Something slightly longer from WH:

There are also BTN and MGoBlue highlight packages.

In non-video items: a serendipitous sideline photo gallery. Michigan's ridiculous "on pace for" numbers. Mike DeSimone has resumed his incredibly useful photo collecting. Wow, Les Miles. Wow Denard from the Indy Star:

There are certain moments that reveal a potential Heisman Trophy winner's essence, and that came on that final five-play, 73-yard game-winning drive that sealed the 42-35 victory.

"Shoelace'' has got my Heisman vote, and it would take an act of God to make me change my mind.

ESPN's Heisman watch says it's "Robinson and everyone else":

Now it's just getting ridiculous. I mean, at some point shouldn't we stop being amazed? We've seen it for five weeks now. Shouldn't we be used to it? I'm talking, of course, about Michigan QB Denard Robinson, and the answer is no. We haven't seen this type of college football playmaker since … Barry Sanders?

Postgame GERG-RR stills from MVictors are… not so happy. Ace asks if we're jaded already. I'll talk about this more in a bit but despite the stuff about the three-man rush above, complaints like those of BWS

The real story is that Greg Robinson's defensive schemes do not work. No longer is this a question of defensive talent or improper personnel. No, sadly, this is far more systematic: Greg Robinson's schemes Do Not Work.

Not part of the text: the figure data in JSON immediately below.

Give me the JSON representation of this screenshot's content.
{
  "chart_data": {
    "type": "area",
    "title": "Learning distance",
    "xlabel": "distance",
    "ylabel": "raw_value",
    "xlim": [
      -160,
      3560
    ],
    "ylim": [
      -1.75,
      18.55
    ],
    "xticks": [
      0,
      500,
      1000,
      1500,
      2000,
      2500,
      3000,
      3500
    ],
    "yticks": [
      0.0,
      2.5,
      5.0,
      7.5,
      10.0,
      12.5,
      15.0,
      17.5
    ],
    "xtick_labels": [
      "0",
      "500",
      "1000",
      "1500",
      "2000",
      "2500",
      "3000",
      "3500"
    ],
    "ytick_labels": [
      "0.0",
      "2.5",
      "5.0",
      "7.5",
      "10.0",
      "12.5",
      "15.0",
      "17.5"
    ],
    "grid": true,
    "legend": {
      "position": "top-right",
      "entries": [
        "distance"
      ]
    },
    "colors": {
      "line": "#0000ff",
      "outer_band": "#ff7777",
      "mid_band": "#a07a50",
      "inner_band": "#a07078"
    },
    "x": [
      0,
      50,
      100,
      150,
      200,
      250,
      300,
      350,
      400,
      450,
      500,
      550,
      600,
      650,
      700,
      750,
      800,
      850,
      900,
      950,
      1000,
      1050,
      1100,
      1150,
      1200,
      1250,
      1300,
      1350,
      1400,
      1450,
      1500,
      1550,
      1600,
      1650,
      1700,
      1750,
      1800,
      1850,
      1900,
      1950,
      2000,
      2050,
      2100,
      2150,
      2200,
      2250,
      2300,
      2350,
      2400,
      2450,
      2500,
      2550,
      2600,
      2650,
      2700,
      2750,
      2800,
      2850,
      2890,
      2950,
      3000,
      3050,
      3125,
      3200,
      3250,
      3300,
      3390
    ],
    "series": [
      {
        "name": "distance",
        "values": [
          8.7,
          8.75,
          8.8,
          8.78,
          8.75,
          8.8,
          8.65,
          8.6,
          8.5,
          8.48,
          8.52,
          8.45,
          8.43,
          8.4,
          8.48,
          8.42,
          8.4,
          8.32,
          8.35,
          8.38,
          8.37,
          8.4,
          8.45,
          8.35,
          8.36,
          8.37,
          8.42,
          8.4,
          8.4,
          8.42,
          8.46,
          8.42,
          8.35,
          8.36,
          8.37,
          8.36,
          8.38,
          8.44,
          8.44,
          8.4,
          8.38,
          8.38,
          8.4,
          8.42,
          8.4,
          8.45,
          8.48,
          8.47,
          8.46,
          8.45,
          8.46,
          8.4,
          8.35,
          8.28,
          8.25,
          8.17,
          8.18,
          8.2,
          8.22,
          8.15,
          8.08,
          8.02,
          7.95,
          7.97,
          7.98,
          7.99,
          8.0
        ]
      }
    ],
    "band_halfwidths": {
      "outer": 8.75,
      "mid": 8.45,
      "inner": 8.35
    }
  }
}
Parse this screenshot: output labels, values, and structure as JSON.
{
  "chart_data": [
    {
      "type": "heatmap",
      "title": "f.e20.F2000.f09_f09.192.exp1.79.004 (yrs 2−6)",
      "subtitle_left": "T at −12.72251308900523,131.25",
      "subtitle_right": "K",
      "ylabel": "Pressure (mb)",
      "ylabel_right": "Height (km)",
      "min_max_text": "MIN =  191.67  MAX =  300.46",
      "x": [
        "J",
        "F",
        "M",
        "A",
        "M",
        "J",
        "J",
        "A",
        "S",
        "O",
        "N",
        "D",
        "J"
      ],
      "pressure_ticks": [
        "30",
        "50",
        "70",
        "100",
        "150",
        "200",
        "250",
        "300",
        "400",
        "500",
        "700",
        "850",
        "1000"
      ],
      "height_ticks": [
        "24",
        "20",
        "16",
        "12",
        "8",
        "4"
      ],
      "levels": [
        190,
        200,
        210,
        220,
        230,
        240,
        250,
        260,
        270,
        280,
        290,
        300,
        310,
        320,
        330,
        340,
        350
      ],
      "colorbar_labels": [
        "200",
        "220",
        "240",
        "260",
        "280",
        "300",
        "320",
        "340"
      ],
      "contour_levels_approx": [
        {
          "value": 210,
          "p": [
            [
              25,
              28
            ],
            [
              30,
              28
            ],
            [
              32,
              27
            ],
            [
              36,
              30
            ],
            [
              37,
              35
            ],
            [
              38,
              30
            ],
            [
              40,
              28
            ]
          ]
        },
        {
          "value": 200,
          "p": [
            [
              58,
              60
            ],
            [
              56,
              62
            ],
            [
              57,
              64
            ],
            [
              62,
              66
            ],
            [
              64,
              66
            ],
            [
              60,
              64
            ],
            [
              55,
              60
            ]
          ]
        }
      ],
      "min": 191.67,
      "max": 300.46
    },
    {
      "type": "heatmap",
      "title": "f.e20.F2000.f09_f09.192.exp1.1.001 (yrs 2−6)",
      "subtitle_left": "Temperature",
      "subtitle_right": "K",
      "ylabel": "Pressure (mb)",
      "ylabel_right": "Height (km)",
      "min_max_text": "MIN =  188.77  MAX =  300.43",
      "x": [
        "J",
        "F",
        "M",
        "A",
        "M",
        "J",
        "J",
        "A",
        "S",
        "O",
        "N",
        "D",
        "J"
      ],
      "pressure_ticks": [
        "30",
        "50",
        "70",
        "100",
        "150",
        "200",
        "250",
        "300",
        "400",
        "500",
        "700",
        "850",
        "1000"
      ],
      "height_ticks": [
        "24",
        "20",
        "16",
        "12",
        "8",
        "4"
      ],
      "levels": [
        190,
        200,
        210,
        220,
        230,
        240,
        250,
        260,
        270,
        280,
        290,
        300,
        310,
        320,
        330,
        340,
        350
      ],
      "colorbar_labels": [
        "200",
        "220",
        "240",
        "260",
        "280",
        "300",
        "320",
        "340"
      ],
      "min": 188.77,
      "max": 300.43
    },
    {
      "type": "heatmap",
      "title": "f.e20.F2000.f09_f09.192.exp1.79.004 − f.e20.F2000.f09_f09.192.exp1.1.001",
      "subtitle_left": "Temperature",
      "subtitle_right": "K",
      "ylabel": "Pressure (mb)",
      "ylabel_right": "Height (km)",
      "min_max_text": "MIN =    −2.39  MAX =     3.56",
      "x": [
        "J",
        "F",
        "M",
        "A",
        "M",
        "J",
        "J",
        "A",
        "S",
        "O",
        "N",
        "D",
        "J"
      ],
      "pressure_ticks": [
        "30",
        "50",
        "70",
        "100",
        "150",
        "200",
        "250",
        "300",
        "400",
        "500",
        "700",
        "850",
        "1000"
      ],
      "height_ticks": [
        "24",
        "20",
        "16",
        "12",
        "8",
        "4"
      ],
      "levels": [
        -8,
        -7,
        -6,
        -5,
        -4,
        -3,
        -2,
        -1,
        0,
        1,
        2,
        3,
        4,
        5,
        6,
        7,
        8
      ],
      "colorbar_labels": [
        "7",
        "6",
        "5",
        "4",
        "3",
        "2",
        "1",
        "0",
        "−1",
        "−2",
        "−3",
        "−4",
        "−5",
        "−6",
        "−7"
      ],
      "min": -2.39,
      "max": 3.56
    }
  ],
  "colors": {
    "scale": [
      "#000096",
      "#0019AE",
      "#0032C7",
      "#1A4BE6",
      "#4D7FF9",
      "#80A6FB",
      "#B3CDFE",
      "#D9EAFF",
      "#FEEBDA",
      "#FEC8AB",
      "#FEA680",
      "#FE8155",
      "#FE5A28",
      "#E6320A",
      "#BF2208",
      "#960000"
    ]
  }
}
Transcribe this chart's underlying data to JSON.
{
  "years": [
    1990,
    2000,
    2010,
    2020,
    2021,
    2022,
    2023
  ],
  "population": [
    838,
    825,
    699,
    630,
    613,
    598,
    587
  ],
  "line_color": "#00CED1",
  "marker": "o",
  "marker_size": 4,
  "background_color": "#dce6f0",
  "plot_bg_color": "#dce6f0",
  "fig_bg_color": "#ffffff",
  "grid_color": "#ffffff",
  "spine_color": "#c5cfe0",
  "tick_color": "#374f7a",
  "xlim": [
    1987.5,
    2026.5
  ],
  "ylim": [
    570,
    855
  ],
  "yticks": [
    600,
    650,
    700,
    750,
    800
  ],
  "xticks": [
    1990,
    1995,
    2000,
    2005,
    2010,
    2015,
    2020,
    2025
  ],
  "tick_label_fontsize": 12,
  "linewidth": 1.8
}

I've been advocating a man coverage package for the last three weeks. Robinson has shown it sparingly. Not that I'm more qualified to run this defense, but Robinson's inability--or maybe stubbornness--to show new looks is far and away the most disappointing aspect of this season. Play after play (and now game after game), teams are running quick slants and seven-yard hitch routes and absolutely shredding Michigan's defense. And it's not that the defense looks athletically overmatched. They look unprepared and poorly coached.

…are kind of ridiculous. James Rogers cannot change direction. Jordan Kovacs cannot cover people man to man. There are massive personnel deficiencies that need covering up.